From my perspective, it seemed as though something went wrong in the opening for Chirag and he was on the back foot for almost the entire game. Nevertheless, black found accurate moves to mop up the pawn they were occasionally behind and stay in the fight. In the endgame, just as white looked to be on the cusp of establishing a concrete advantage, Chirag was able to crack out a protected passed pawn pair to tie up the remaining rook and hold the half point.
I saw my opponent played an unusual line in blitz and decided to see how it held up under slower-play scrutiny. My conclusion? It holds up rather well. Then, as we were heading to an endgame in which black held the slight edge, black used 20 minutes for two moves and suffered as a result. I was hardly a paradigm of accuracy either, as I missed a way to win a piece and instead won a pawn. Fortunately, that was enough to convert a nervy-endgame.
Ian had another great win after white pressed very hard and very early. Black's patience allowed a sneaky b-pawn to run across the board and a stunning queen sacrifice finish won the full point.
There was almost no wild tactical excitement in Aron's game. During the game I was wondering what I'd be able to write about the game. Fortunately, as I say, there was almost no tactical excitement. Pouncing on the one weakness in black's position, white won a pawn, and very nearly held on to it. Unfortunately, the position was too level for the advantage to be maintained and a draw by repetition emerged in a very drawn endgame.

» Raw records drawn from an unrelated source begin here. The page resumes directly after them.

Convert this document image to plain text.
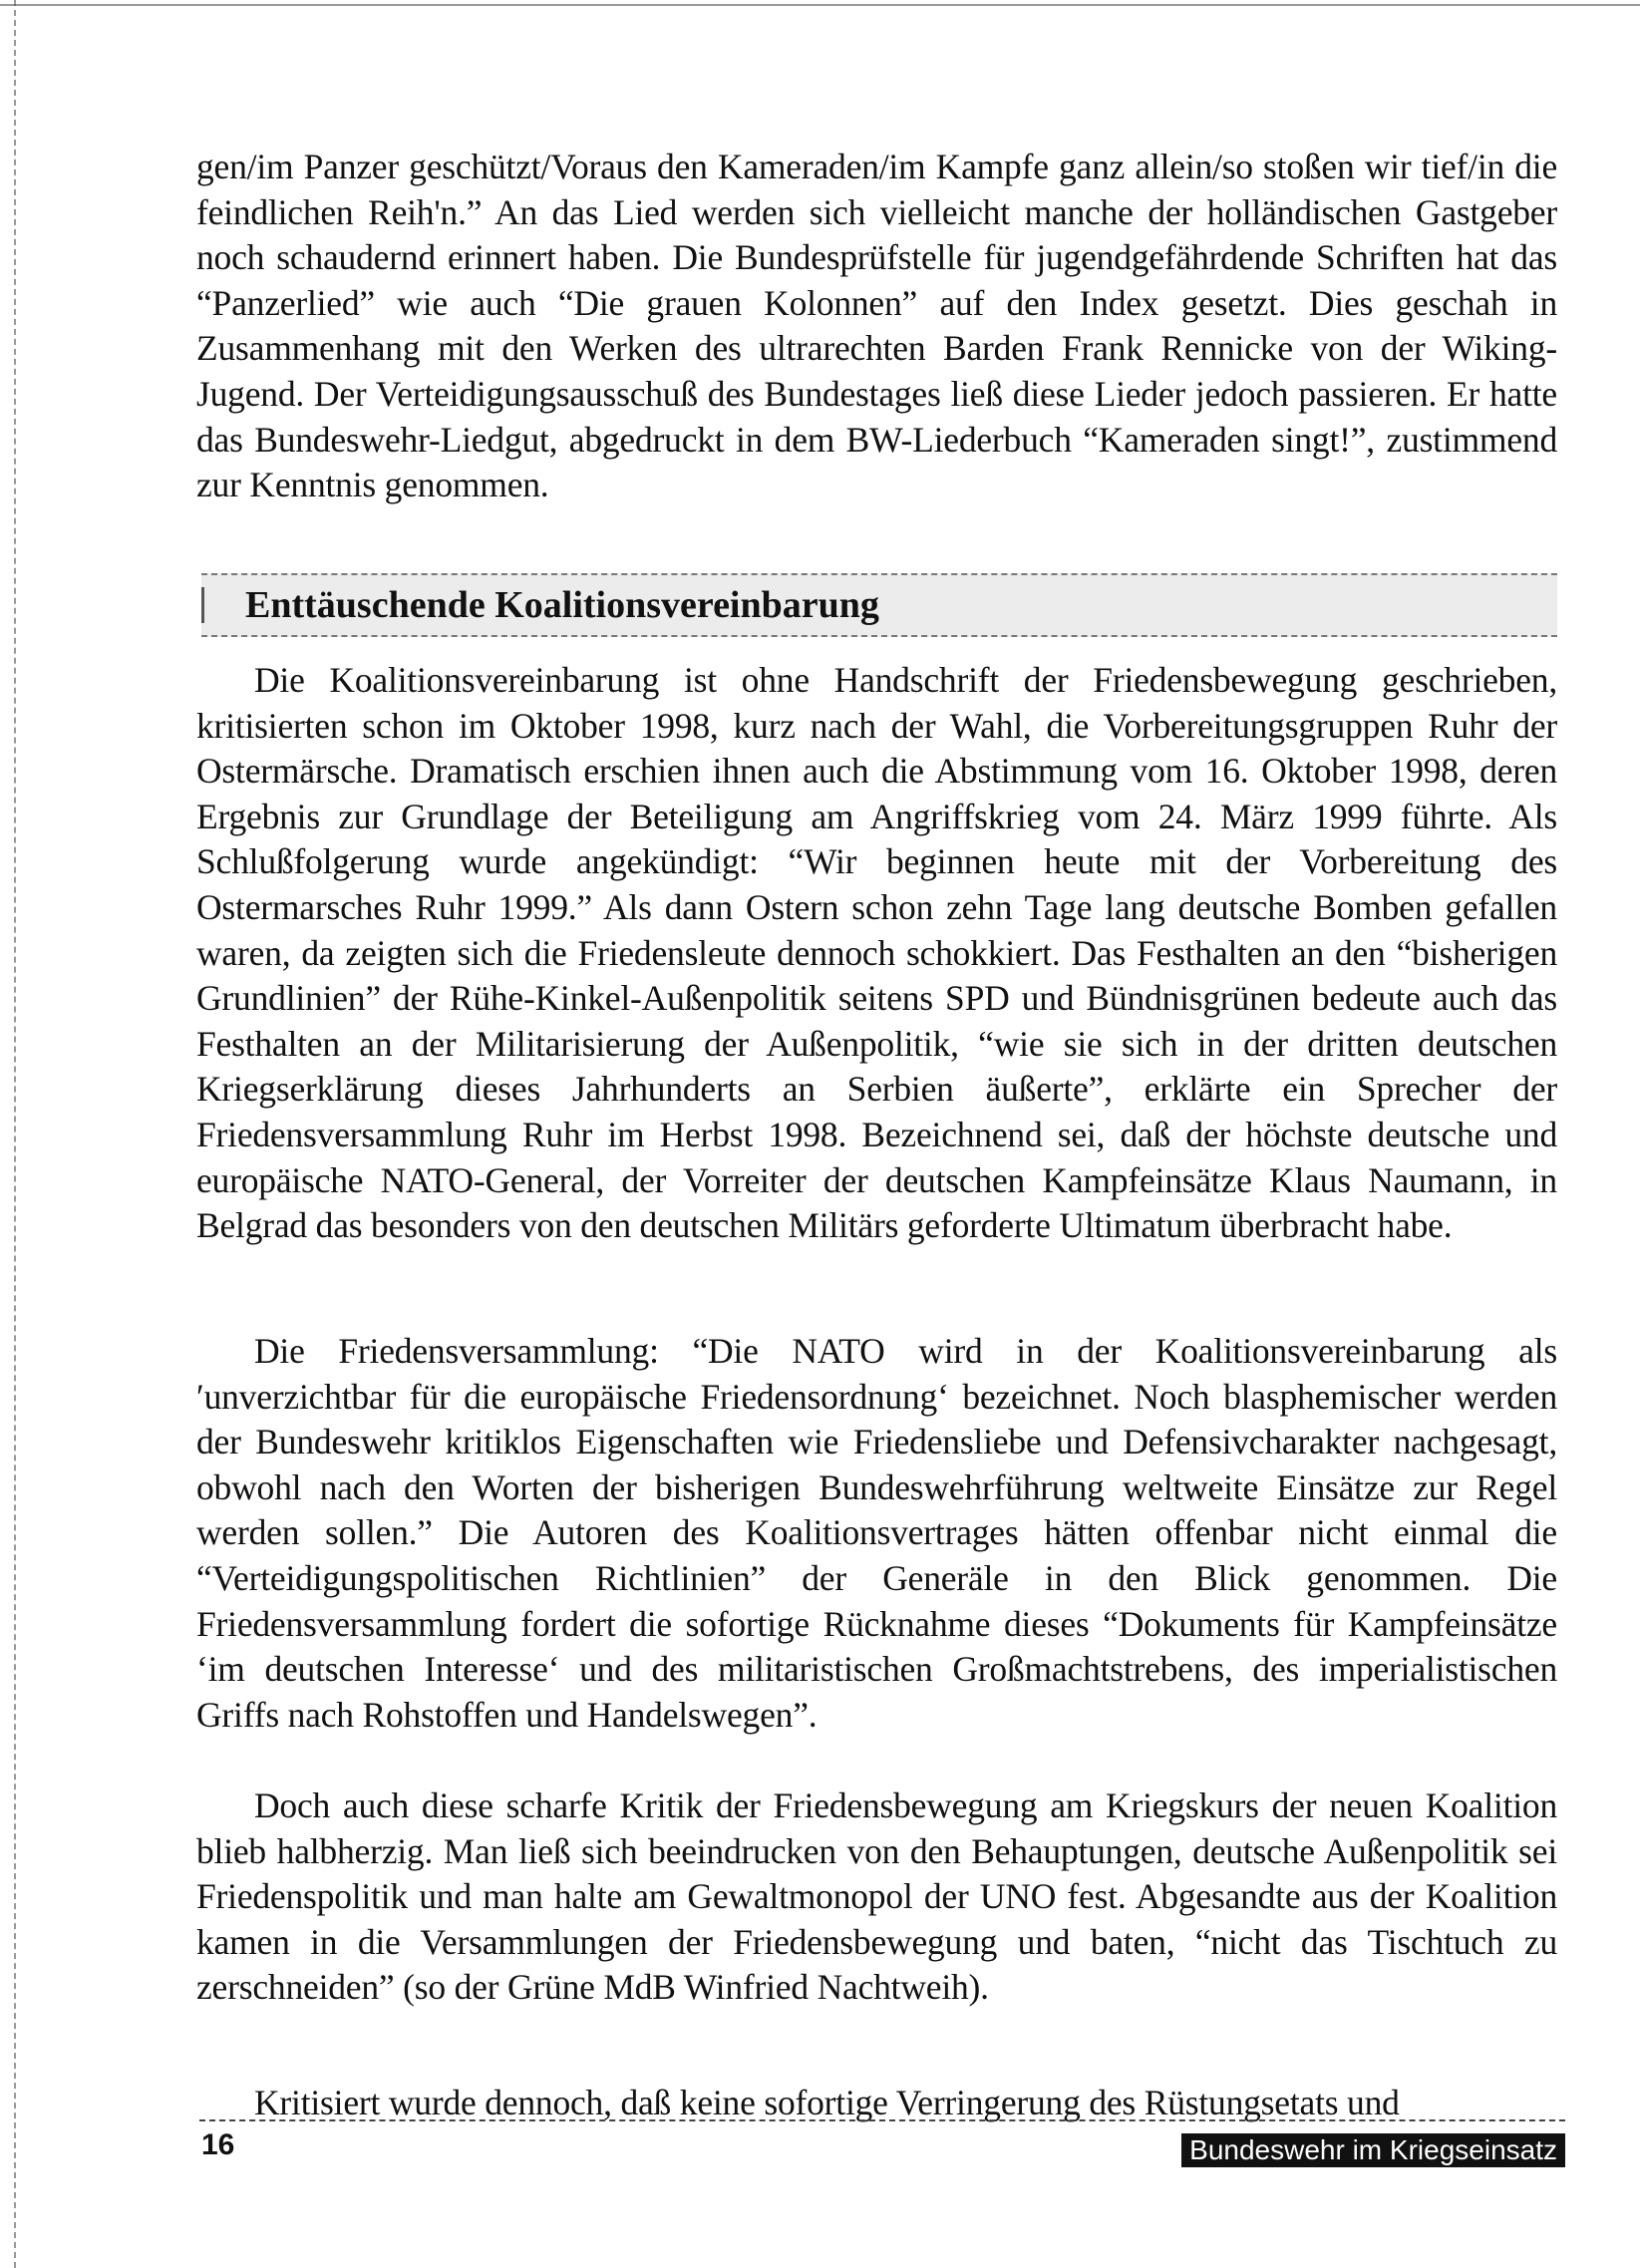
gen/im Panzer geschützt/Voraus den Kameraden/im Kampfe ganz allein/so stoßen wir tief/in die feindlichen Reih'n.” An das Lied werden sich vielleicht manche der holländischen Gastgeber noch schaudernd erinnert haben. Die Bundesprüfstelle für jugendgefährdende Schriften hat das “Panzerlied” wie auch “Die grauen Kolonnen” auf den Index gesetzt. Dies geschah in Zusammenhang mit den Werken des ultrarechten Barden Frank Rennicke von der Wiking-Jugend. Der Verteidigungsausschuß des Bundestages ließ diese Lieder jedoch passieren. Er hatte das Bundeswehr-Liedgut, abgedruckt in dem BW-Liederbuch “Kameraden singt!”, zustimmend zur Kenntnis genommen.

Enttäuschende Koalitionsvereinbarung

Die Koalitionsvereinbarung ist ohne Handschrift der Friedensbewegung geschrieben, kritisierten schon im Oktober 1998, kurz nach der Wahl, die Vorbereitungsgruppen Ruhr der Ostermärsche. Dramatisch erschien ihnen auch die Abstimmung vom 16. Oktober 1998, deren Ergebnis zur Grundlage der Beteiligung am Angriffskrieg vom 24. März 1999 führte. Als Schlußfolgerung wurde angekündigt: “Wir beginnen heute mit der Vorbereitung des Ostermarsches Ruhr 1999.” Als dann Ostern schon zehn Tage lang deutsche Bomben gefallen waren, da zeigten sich die Friedensleute dennoch schokkiert. Das Festhalten an den “bisherigen Grundlinien” der Rühe-Kinkel-Außenpolitik seitens SPD und Bündnisgrünen bedeute auch das Festhalten an der Militarisierung der Außenpolitik, “wie sie sich in der dritten deutschen Kriegserklärung dieses Jahrhunderts an Serbien äußerte”, erklärte ein Sprecher der Friedensversammlung Ruhr im Herbst 1998. Bezeichnend sei, daß der höchste deutsche und europäische NATO-General, der Vorreiter der deutschen Kampfeinsätze Klaus Naumann, in Belgrad das besonders von den deutschen Militärs geforderte Ultimatum überbracht habe.

Die Friedensversammlung: “Die NATO wird in der Koalitionsvereinbarung als ′unverzichtbar für die europäische Friedensordnung‘ bezeichnet. Noch blasphemischer werden der Bundeswehr kritiklos Eigenschaften wie Friedensliebe und Defensivcharakter nachgesagt, obwohl nach den Worten der bisherigen Bundeswehrführung weltweite Einsätze zur Regel werden sollen.” Die Autoren des Koalitionsvertrages hätten offenbar nicht einmal die “Verteidigungspolitischen Richtlinien” der Generäle in den Blick genommen. Die Friedensversammlung fordert die sofortige Rücknahme dieses “Dokuments für Kampfeinsätze ‘im deutschen Interesse‘ und des militaristischen Großmachtstrebens, des imperialistischen Griffs nach Rohstoffen und Handelswegen”.

Doch auch diese scharfe Kritik der Friedensbewegung am Kriegskurs der neuen Koalition blieb halbherzig. Man ließ sich beeindrucken von den Behauptungen, deutsche Außenpolitik sei Friedenspolitik und man halte am Gewaltmonopol der UNO fest. Abgesandte aus der Koalition kamen in die Versammlungen der Friedensbewegung und baten, “nicht das Tischtuch zu zerschneiden” (so der Grüne MdB Winfried Nachtweih).

Kritisiert wurde dennoch, daß keine sofortige Verringerung des Rüstungsetats und

16	Bundeswehr im Kriegseinsatz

Downend 2 continue to be pushed hard after their surprise return to Division3. Ian pushed back hard in an Austrian Attack that went so far across the board (with g4) that it almost became a Slovakian Attack. While in the process of cracking open the black kingside a tactic was dropped that lost white's queen.
Samy was nearly the victim of opening tactics, but escaped with a pawn weakness. No sooner than the pawn dropped off, white fell victim to that most frustrating of blunders, in which a queen's rook defender is deflected by a sacrificial rook check. (Make sure you know it!) The rest was not without excitement, as black simplified to a pawn endgame, which required accurate play.
Shaun opened well, shattering black's structure. What followed was an imbalance of material with play for both sides. Without anyone noticing until it was too late, black managed to set up a mating net.
Sometimes we get caught in an opening trap that we've not seen before. This time, Elliott was on the educational end of problems on the a8-h1 diagonal. We've all been there and now we know what to avoid!
Despite the tough night, there were some gems and The Rook1Es taking home the points is certainly a silver lining!